The Panel also rejected the idea of denying voting rights to people who had acquired shares only once an offer had been made for a company. It said that this "would compromise the principle of ‘one share, one vote’ and significantly impair the economic rights attaching to the shares acquired by offeree company shareholders".

The Panel acknowledged, though, that by announcing an offer and drawing out the period before the offer progresses, a hostile takeover vehicle can destabilise a company it has targeted.

"This can adversely affect the conduct of the offeree company’s business and the offeree company board’s negotiating position with an offeror," it said.

Other measures have emerged that result in an artificial advantage being gained by would-be takeover vehicles, it said.

"There has been an increasing trend for offerors and their advisers to persuade the offeree company board to enter into a comprehensive package of deal protection measures (including agreeing an inducement fee at the maximum permitted level) that is designed to deter competing offerors and, in practice, restricts the ability of the offeree company board to engage with potential competing offerors in a way that is detrimental to the interests of offeree company shareholders," said the Panel.

The Code Committee will make some changes to the Code. Vehicles making an offer for a company will have to be named at the time of the announcement of the offer and they must make a firm offer within four weeks of that date or withdraw.

"The Code Committee believes that amending the Code in this manner would have a number of advantages, including that offeree companies would have more certainty over how long the offer process would last and long periods in which the offeree company is effectively under ‘siege’ from an unsolicited or unwelcome potential offeror would be avoided," said the proposal.

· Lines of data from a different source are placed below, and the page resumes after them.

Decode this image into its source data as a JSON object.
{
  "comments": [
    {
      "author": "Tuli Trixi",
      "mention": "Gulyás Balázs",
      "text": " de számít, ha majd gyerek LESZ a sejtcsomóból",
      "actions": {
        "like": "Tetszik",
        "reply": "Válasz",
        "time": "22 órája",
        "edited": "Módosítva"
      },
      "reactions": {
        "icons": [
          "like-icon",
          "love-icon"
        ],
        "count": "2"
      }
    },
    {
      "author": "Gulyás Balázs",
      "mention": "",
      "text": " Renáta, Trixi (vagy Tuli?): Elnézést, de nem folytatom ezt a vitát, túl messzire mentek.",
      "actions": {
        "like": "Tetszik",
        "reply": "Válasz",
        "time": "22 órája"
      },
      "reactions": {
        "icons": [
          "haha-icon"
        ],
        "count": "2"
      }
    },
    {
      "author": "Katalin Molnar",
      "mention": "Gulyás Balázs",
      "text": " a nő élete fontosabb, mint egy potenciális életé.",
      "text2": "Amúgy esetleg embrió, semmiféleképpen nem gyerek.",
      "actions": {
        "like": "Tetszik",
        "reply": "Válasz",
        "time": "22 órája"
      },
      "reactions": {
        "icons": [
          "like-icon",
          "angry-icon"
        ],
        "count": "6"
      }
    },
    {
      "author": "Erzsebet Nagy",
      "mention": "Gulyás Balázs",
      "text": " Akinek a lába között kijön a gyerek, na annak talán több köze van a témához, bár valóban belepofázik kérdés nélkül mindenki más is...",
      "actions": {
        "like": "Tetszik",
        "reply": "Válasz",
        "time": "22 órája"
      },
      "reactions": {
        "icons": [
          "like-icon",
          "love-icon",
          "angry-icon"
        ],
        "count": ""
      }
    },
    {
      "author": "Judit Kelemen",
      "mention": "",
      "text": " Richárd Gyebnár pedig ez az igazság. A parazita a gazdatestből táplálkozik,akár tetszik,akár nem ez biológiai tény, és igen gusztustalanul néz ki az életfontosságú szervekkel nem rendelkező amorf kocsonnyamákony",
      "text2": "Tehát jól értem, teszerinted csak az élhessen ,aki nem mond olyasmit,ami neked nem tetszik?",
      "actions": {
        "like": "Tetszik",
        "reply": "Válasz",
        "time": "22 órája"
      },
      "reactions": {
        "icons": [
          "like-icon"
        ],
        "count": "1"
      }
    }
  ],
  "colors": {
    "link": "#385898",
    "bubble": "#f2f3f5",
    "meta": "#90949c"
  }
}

The Panel will also prohibit deal protection measures and inducement fees because they deter other companies from making competing offers for the firm. It will force the disclosure of fees in relation to the offer, including lawyers' fees. The minimum and maximum fees in the result of the deal's success should be published, it said.

The Panel will also demand that more financial information is published about the state of companies making an offer, a demand that previously only applied when an offer was in the form of shares.

It will also demand that companies seeking to mount a takeover publish and stick to plans in relation to the company and its employees.

Chairman of the Code Committee Lindsay Tomlinson stressed that the Committee was keen not to overstep its responsibilities and wanted to leave decisions of substantial policy to the Government.

"The Code is not concerned with the financial or commercial advantages of a takeover or with questions of wider public interest. Nevertheless, it is clear that some rebalancing of the rules is needed to check the evolution of market practice which has run in favour of the offeror," he said. "We will propose proportionate measures to do this, which do not require changes to law or compromise shareholders’ rights.”

“We expect that the measures proposed by the Code Committee will require offerors to be more fully prepared before making an approach and protect offeree companies from the unwelcome advances of ‘virtual bidders’," said Takeover Panel director general Robert Gillespie. "They will also reduce the time period in which recent acquirers of shares can put pressure on an offeree company following an approach.”